А на третьей гусянке неистовый вопль слышится: «Батюшки, буду глядеть!.. отцы родные, буду доваривать! батюшки бурлаченьки, помилуйте!.. родимые, помилуйте!» То бурлацкая артель самосудом расправляется с излюбленным кашеваром за то, что подал на ужин не проваренную как следует
пшенную кашу…
Вдруг перед честно́й беседой явилась знаменитая повариха, а теперь и бабушка-повитуха Дарья Никитишна. В полушелковом темно-красном сарафане, в гарнитуровом холодникé, в коричневом платке с затканными серебряными цветочками на голове, павой выплыла она в горницу с уемистым горшком
пшенной каши. С низким поклоном поставила она его перед Васильем Борисычем и такие речи примолвила ему по-старинному, по-уставному...

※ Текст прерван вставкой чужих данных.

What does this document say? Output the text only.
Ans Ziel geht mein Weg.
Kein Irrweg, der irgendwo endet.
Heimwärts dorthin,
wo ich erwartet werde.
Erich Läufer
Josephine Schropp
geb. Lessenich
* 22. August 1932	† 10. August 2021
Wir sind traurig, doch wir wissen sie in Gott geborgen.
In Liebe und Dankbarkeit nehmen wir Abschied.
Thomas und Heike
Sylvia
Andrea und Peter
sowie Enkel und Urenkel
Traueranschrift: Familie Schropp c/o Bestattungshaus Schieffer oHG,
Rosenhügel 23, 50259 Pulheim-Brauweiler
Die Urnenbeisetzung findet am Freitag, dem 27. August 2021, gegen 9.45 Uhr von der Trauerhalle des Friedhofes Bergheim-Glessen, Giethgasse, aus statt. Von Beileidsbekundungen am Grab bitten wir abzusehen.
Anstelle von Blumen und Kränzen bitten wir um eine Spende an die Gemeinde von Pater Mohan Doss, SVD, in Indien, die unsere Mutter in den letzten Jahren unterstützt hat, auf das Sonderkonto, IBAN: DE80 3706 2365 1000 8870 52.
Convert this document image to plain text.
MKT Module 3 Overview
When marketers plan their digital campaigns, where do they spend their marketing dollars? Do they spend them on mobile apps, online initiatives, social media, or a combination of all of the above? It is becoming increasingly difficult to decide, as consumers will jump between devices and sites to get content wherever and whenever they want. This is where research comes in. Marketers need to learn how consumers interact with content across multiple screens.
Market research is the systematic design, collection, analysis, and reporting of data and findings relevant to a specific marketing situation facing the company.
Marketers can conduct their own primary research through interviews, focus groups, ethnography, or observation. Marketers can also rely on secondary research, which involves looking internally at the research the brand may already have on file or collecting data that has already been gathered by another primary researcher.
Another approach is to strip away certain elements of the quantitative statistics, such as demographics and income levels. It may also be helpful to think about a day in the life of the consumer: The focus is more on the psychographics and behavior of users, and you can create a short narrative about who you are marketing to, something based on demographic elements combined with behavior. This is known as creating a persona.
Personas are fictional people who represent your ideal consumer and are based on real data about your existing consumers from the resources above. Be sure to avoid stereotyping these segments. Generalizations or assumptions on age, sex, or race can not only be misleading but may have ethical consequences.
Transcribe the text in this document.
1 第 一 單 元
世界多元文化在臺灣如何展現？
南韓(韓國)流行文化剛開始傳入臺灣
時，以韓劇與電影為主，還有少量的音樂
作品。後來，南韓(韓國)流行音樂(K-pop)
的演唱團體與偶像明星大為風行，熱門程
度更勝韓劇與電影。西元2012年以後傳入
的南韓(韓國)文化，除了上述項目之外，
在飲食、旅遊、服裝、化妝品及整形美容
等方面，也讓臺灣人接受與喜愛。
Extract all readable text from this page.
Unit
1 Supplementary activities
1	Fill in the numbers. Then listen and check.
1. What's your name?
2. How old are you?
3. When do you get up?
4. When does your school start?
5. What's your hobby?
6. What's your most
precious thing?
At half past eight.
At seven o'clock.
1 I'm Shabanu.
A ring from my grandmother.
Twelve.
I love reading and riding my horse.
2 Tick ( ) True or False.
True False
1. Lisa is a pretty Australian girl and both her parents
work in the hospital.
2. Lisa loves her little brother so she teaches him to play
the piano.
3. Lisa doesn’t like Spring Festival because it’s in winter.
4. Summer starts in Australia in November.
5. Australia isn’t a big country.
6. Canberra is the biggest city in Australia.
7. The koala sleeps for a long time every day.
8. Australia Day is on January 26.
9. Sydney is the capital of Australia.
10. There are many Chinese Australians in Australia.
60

Пошла Никитишна вкруг стола, обносила гостей кашею, только не
пшенною, а пшена сорочинского, не с перцем, не с солью, а с сахаром, вареньем, со сливками. И гости бабку-повитуху обдаривали, на поднос ей клали сколько кто произволил. А Патап Максимыч на поднос положил пакетец; что в нем было, никто не знал, а когда после обеда Никитишна вскрыла его, нашла пятьсот рублей. А на пакетце рукой Патапа Максимыча написано было: «Бабке на масло».